A prompt is a text input for an LLM, made up of tokens. Each LLM has a limit for prompts, a maximum number of tokens it can handle at a time. It's like a conversation with a word limit. You have to make every word count.

The art of prompting is about getting the most accurate and valuable responses from LLM interactions. It's about understanding the LLM's limits and working within them to craft the most effective prompts.

Once you've crafted your prompt, the next step is prompt evaluation + prompt stuffing.

Both evaluation and stuffing are core components of prompt engineering, where you provide a few examples in the input prompt and hope that the LLM will generalize from these examples, like a fewshot learner.

Imagine you're trying to assign a controversy score to a text, like a tweet from Elon Musk. The more detail and examples you put into the prompt showcasing different various controversal tweets, the better the model's performance might be.

But there's a catch: the more detailed your prompt, the higher the cost of your inference. So, the more an LLM has to work using various computational techniques.

So, prompt engineering is a real thing, and it is a bit of an artform. There is very little available such as consistent frameworks for LLM prompting.

As it stands, the process involves prompt versioning and optimization, using various techniques like prompt stuffing to ensure the effectiveness of your prompts and to track their performance.

Alignment + RLHF

Alignment in LLMs is a big topic. It's abit like a dance between the LLM and the user. It's about how well the model can move in response to the user's prompts, matching user expectations.

Traditional language models predict the next word based on the preceding context, but this can be like trying to dance a waltz to a tango beat. It can limit their ability to respond to specific instructions or prompts.

Researchers are now looking at new ways to align language models to a user's intent, incorporating techniques like reinforcement learning (RL) into the training loop.
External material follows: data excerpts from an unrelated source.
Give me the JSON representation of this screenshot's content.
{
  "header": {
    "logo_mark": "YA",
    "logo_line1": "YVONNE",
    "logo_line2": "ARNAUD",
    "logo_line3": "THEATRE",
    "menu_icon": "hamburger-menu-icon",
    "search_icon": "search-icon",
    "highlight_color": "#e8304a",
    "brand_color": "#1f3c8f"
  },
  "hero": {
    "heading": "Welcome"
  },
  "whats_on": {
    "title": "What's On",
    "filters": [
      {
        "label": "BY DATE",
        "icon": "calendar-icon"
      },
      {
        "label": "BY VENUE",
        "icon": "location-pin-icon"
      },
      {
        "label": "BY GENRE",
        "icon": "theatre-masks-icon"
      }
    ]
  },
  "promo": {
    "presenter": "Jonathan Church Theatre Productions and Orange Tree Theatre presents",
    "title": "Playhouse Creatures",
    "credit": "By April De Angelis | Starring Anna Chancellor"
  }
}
RL with Human Feedback (RLHF) is a popular method of aligning pre-trained large language models (LLMs). It's like a dance lesson, where the LLM learns from feedback on its own outputs from a small, high-quality batch of human feedback.
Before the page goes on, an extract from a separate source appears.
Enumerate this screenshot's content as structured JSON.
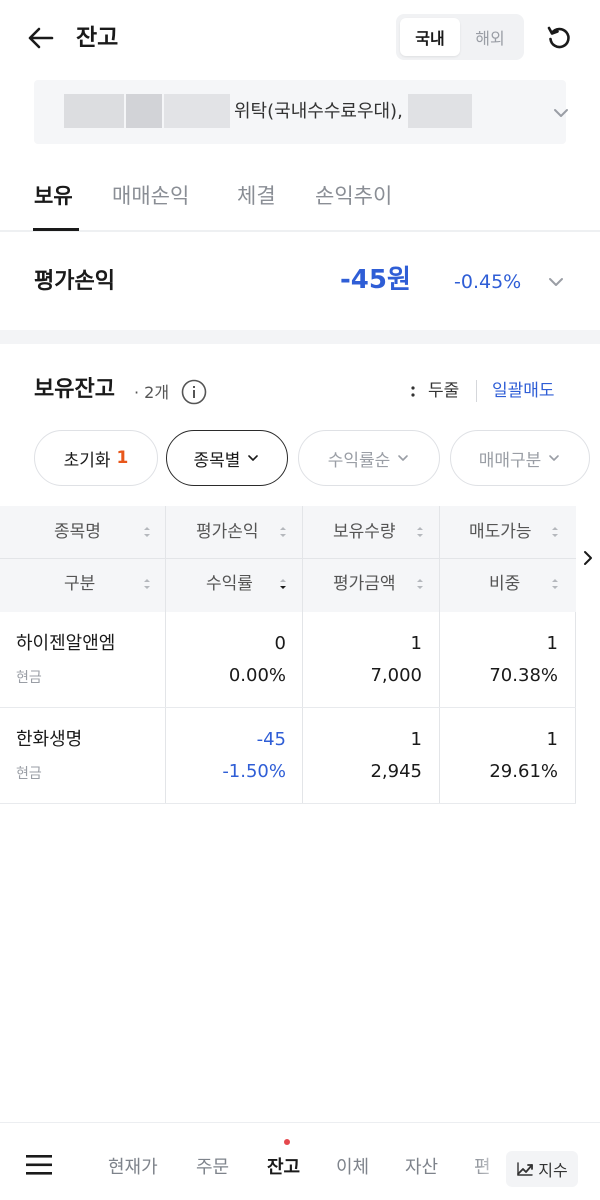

RLHF allows the LLM to overcome some of the limitations of traditional supervised learning (SL), like a dancer learning to improvise rather than just following a set routine.
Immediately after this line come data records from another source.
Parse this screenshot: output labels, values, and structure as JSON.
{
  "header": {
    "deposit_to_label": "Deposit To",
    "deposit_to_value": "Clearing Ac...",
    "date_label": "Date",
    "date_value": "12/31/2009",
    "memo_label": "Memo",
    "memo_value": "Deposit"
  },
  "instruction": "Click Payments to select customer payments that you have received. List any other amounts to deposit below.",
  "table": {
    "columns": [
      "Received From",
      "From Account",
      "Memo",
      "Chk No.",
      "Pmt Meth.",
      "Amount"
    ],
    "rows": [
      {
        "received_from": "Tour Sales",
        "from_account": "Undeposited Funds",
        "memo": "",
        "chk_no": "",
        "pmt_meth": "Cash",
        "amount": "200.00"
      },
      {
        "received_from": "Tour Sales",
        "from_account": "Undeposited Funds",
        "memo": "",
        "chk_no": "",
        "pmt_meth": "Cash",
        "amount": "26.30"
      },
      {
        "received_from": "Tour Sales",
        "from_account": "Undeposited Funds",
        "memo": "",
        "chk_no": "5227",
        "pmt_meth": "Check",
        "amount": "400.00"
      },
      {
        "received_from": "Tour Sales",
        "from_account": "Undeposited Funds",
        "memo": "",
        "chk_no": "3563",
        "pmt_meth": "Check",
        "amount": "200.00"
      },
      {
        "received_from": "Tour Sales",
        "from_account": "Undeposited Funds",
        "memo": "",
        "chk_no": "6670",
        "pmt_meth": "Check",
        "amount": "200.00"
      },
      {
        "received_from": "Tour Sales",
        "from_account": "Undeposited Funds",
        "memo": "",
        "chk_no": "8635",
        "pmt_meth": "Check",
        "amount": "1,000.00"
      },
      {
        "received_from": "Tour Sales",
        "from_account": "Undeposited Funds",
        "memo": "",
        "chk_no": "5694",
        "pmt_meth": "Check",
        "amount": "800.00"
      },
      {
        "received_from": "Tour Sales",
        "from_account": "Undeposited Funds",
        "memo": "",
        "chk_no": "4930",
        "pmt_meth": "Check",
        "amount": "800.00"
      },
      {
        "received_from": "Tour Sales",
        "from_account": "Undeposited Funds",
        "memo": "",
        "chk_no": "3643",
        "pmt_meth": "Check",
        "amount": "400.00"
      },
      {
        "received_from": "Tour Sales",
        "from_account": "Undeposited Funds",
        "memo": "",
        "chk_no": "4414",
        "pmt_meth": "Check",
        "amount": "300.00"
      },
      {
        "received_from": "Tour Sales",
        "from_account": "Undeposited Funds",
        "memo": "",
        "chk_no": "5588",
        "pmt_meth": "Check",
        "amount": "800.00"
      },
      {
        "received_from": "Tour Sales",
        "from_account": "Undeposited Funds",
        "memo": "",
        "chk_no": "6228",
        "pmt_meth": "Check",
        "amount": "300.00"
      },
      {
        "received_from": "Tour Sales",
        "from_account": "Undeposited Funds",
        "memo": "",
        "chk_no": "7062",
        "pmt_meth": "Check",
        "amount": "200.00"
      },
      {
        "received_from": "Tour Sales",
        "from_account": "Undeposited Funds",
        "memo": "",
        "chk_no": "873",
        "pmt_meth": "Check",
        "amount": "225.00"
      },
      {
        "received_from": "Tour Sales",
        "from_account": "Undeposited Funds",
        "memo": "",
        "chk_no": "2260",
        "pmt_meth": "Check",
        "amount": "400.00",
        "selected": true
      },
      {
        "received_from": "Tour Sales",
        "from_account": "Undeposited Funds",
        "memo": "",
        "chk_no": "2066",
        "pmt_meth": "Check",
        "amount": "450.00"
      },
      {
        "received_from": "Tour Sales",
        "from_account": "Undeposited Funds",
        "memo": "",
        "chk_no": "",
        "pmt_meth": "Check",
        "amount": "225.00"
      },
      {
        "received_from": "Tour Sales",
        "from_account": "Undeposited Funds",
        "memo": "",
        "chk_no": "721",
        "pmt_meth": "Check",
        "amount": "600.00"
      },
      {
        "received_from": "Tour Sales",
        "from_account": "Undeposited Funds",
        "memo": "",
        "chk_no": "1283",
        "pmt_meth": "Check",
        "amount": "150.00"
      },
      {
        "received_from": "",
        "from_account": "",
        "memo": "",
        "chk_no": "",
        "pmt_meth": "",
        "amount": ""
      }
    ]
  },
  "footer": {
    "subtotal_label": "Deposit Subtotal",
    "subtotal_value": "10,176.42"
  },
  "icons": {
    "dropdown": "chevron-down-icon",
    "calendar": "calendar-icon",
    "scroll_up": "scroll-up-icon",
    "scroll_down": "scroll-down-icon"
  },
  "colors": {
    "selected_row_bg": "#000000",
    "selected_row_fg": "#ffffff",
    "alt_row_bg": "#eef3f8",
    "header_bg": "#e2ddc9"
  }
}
RLHF has shown significant improvements in modern LLMs like ChatGPT.

But RLHF is just one dance in the RL repertoire. There are other emerging approaches like RL with AI feedback, such as Constitutional AI.

Anyway, such techniques are very interesting and are expanding the possibilities for how LLMs can move and respond to user prompts.

Distilation

In March 2023, an innovative idea was put forth by a group of Stanford students to help optimize both fine-tuning and embedding based techniques.

The research paper proposed the fine-tuning of a smaller open-source language model, LLaMA-7B (the 7 billion parameter version of LLaMA), using examples generated by a larger language model, the text-davinci-003 LLM, which boasts 175 billion parameters.

Such a technique, became known as distillation and involves training a smaller model to imitate the behavior of a larger model.

So, the smaller model is fine-tuned based on the examples generated by the larger model, effectively learning to replicate its behavior.

The result of this process is a fine-tuned model that behaves similarly to text-davinci-003, but with the advantage of being significantly smaller and more cost-effective to computationally run and operate across compute infrastructure.

Distilation approaches demonstrate the potential of a nice clever method for leveraging the power of LLMs in a more efficient and economical way.